Authored by SixWeining on Jun 24 2022, 8:37 PM.

Details

Summary

These operations include sdiv/udiv/srem/urem.

As the ISA [https://loongson.github.io/LoongArch-Documentation/LoongArch-Vol1-EN.html#_div_wudu_mod_wudu]
described, when the divisor is 0, the result can be any value, but no
exception will be triggered. Unlike gcc, which by default emit code
that checks divide-by-zero after the division or modulus instruction,
we only emit this check when the -loongarch-check-zero-division
option is passed.

Diff Detail

Event Timeline

SixWeining created this revision.Jun 24 2022, 8:37 PM
Herald added a project: Restricted Project. · View Herald TranscriptJun 24 2022, 8:37 PM
SixWeining requested review of this revision.Jun 24 2022, 8:37 PM
Herald added a project: Restricted Project. · View Herald TranscriptJun 24 2022, 8:37 PM
xry111 added inline comments.Jun 24 2022, 10:45 PM
llvm/test/CodeGen/LoongArch/ir-instruction/sdiv-udiv-srem-urem.ll
133

It looks suboptimal: "div.w $a0, $a0, $a1" should work so these two sign-extensions are not needed.
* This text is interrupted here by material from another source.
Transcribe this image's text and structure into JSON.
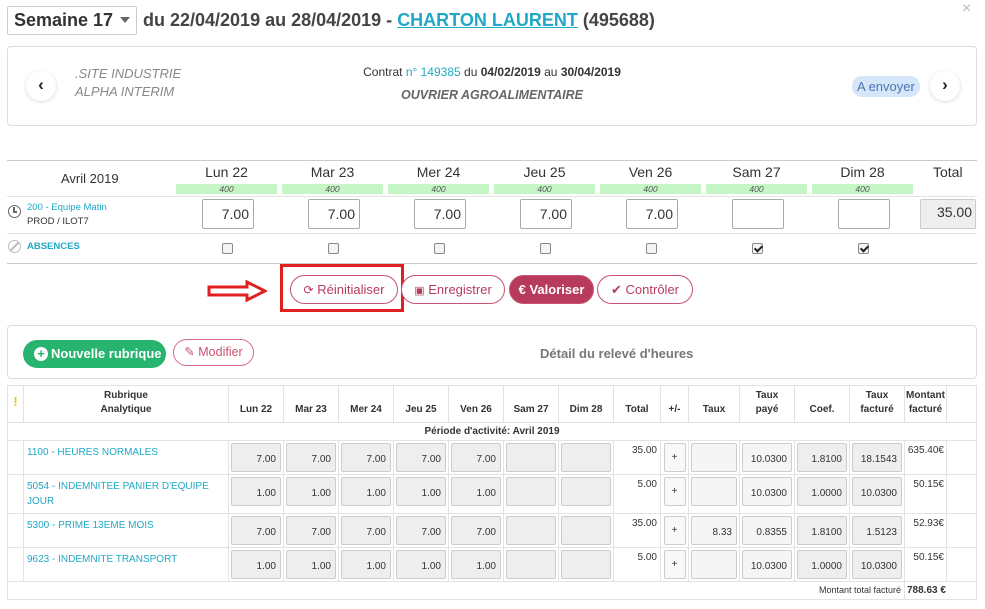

I'm not sure if it's easy to optimize this. If an optimization is not suitable for this revision, we can do it later.

Trapping division/modulus operations are signatures of MIPS codegen, and indeed here the trapping-by-default behavior and the flag seem to come from MIPS. However, as division-by-zero in LLVM IR is undefined behavior, why can't we just omit the trapping behavior altogether (and match RISCV in this regard), or at least disable the trapping by default?

SixWeining added inline comments.Jun 25 2022, 1:02 AM
llvm/test/CodeGen/LoongArch/ir-instruction/sdiv-udiv-srem-urem.ll
133

Yes. 32bit division can be optimized to div.w but we must make sure the inputs are sign extend values. This limitation is marked in Chinese ISA document but not in the English document. Maybe the English version is outdated.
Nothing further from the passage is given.